The tight quarters of the museum, combined with the freaky practical prosthetics used to bring the Clickers to life, make the zombies feel lethal and dangerous. Later, during the final moments of “Infected,” Druckmann and Mazin elevate the zombies further.

It’s established early in “Infected” that the zombies are even more connected to each other than in the games. In its final sequence, the episode pays off that bit of exposition when one infected human alerts a horde of zombies to Tess, Joel, and Ellie’s location. After forcing her two companions to go on without her, Tess sets a fiery trap for their pursuers. As she tries to pull the trigger, Tess is cornered by a slow-moving zombie who, rather than tearing her to pieces, kisses her.

The cordyceps inside him reach out of his mouth and into Tess’ to speed up her transformation. It’s scary and gross, not just visually but because it’s clear that the infected humans don’t view themselves as mindless zombies, but as members of an interconnected community designed to grow larger and larger.

The Inverse Analysis — There’s a lot The Last of Us Episode 2 does right.

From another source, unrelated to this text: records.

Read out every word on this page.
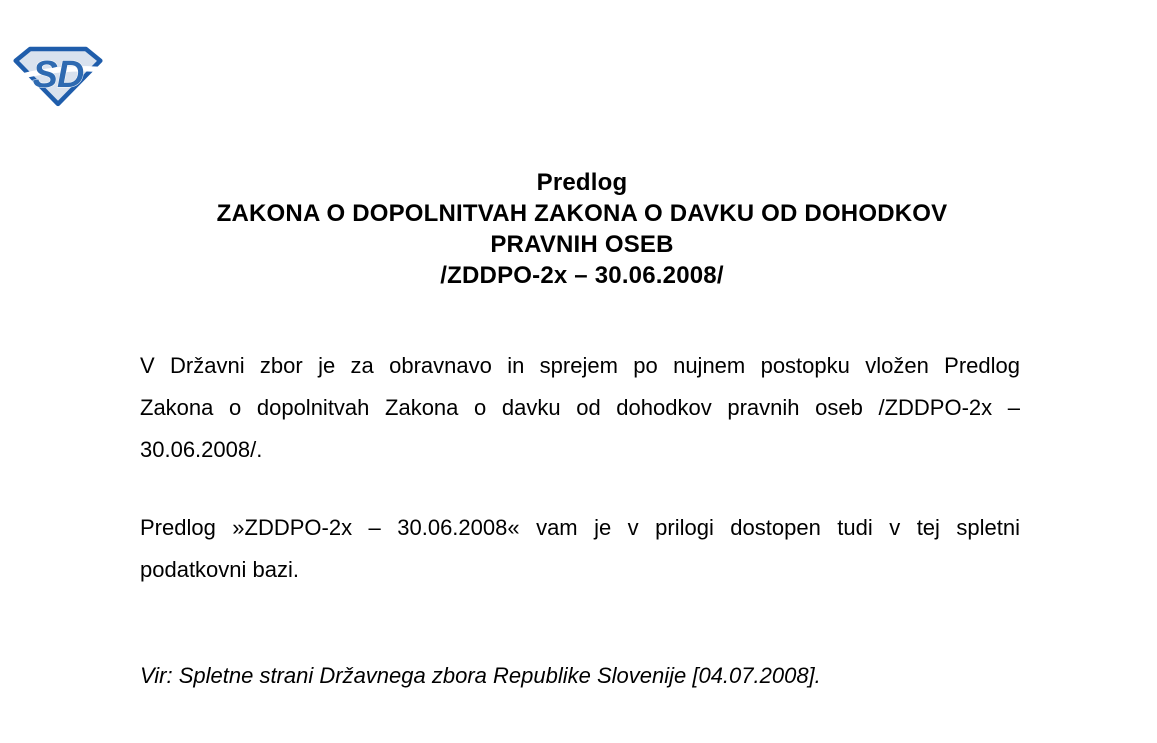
SD
Predlog
ZAKONA O DOPOLNITVAH ZAKONA O DAVKU OD DOHODKOV
PRAVNIH OSEB
/ZDDPO-2x – 30.06.2008/
V Državni zbor je za obravnavo in sprejem po nujnem postopku vložen Predlog
Zakona o dopolnitvah Zakona o davku od dohodkov pravnih oseb /ZDDPO-2x –
30.06.2008/.
Predlog »ZDDPO-2x – 30.06.2008« vam je v prilogi dostopen tudi v tej spletni
podatkovni bazi.
Vir: Spletne strani Državnega zbora Republike Slovenije [04.07.2008].
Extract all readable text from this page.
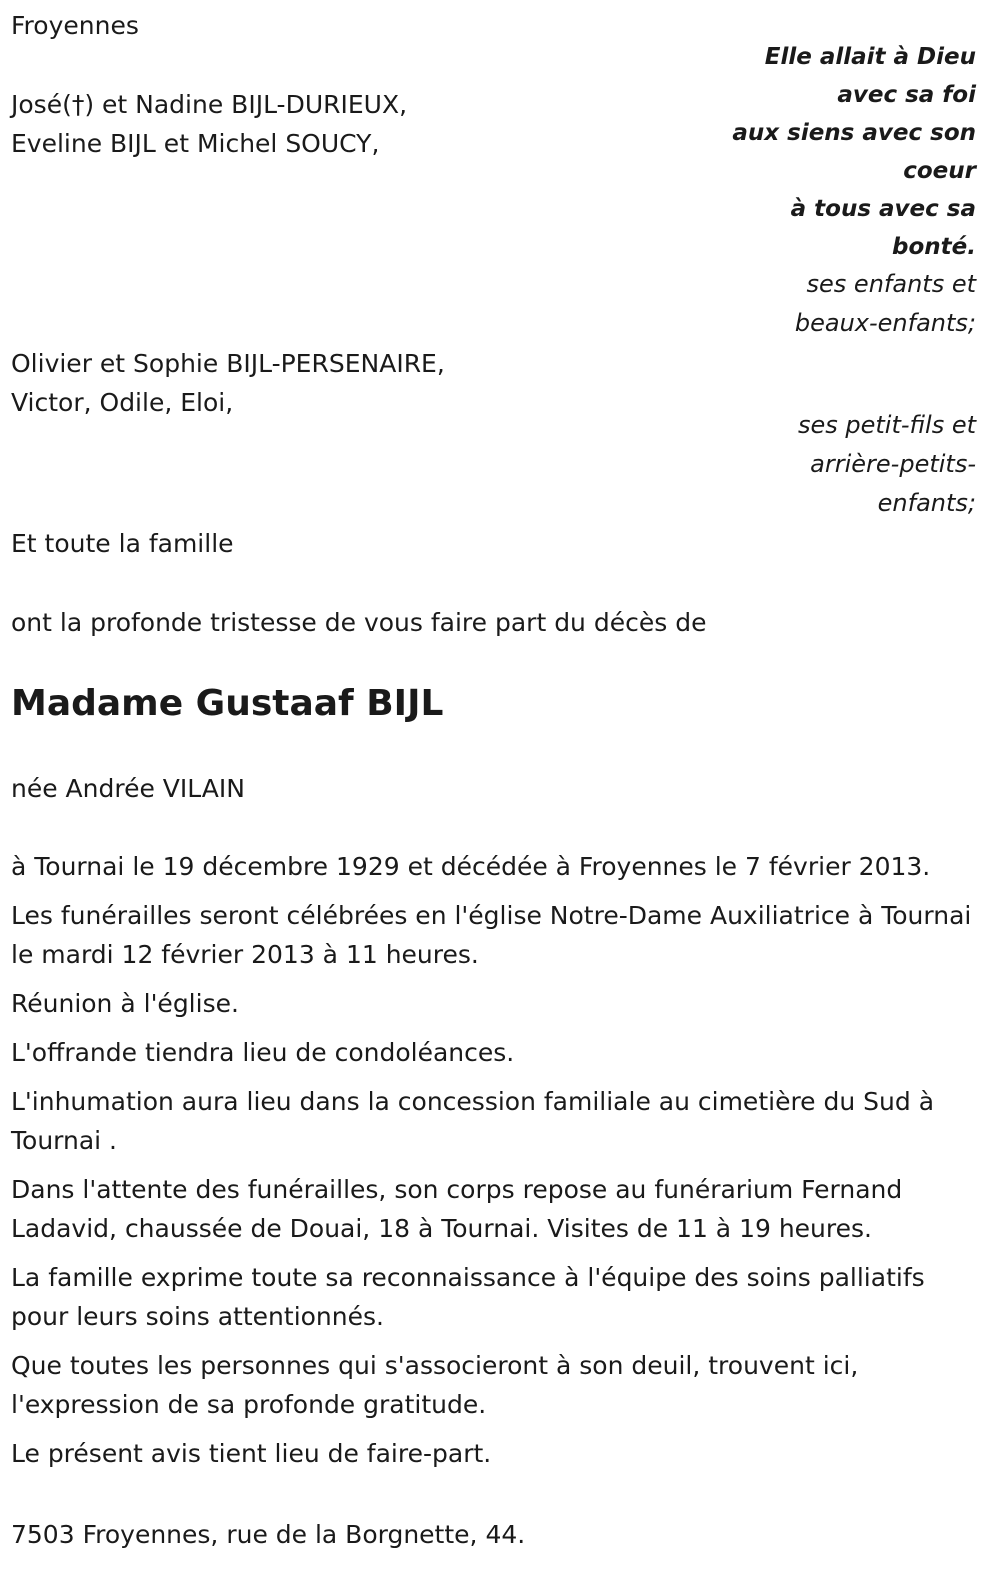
Froyennes
Elle allait à Dieu
avec sa foi
aux siens avec son
coeur
à tous avec sa
bonté.
José(†) et Nadine BIJL-DURIEUX,
Eveline BIJL et Michel SOUCY,
ses enfants et
beaux-enfants;
Olivier et Sophie BIJL-PERSENAIRE,
Victor, Odile, Eloi,
ses petit-fils et
arrière-petits-
enfants;
Et toute la famille
ont la profonde tristesse de vous faire part du décès de
Madame Gustaaf BIJL
née Andrée VILAIN

à Tournai le 19 décembre 1929 et décédée à Froyennes le 7 février 2013.

Les funérailles seront célébrées en l'église Notre-Dame Auxiliatrice à Tournai le mardi 12 février 2013 à 11 heures.

Réunion à l'église.

L'offrande tiendra lieu de condoléances.

L'inhumation aura lieu dans la concession familiale au cimetière du Sud à Tournai .

Dans l'attente des funérailles, son corps repose au funérarium Fernand Ladavid, chaussée de Douai, 18 à Tournai. Visites de 11 à 19 heures.

La famille exprime toute sa reconnaissance à l'équipe des soins palliatifs pour leurs soins attentionnés.

Que toutes les personnes qui s'associeront à son deuil, trouvent ici, l'expression de sa profonde gratitude.

Le présent avis tient lieu de faire-part.

7503 Froyennes, rue de la Borgnette, 44.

It zips the plot along and expands the scope of its post-apocalyptic world. On a purely visceral level, however, “Infected” also does what very few zombie movies or TV shows of the past decade have done: it makes the concept of a zombie apocalypse scary again. Considering how overcrowded the zombie genre has become, that’s an accomplishment worth noting.

New episodes of The Last of Us air Sundays on HBO.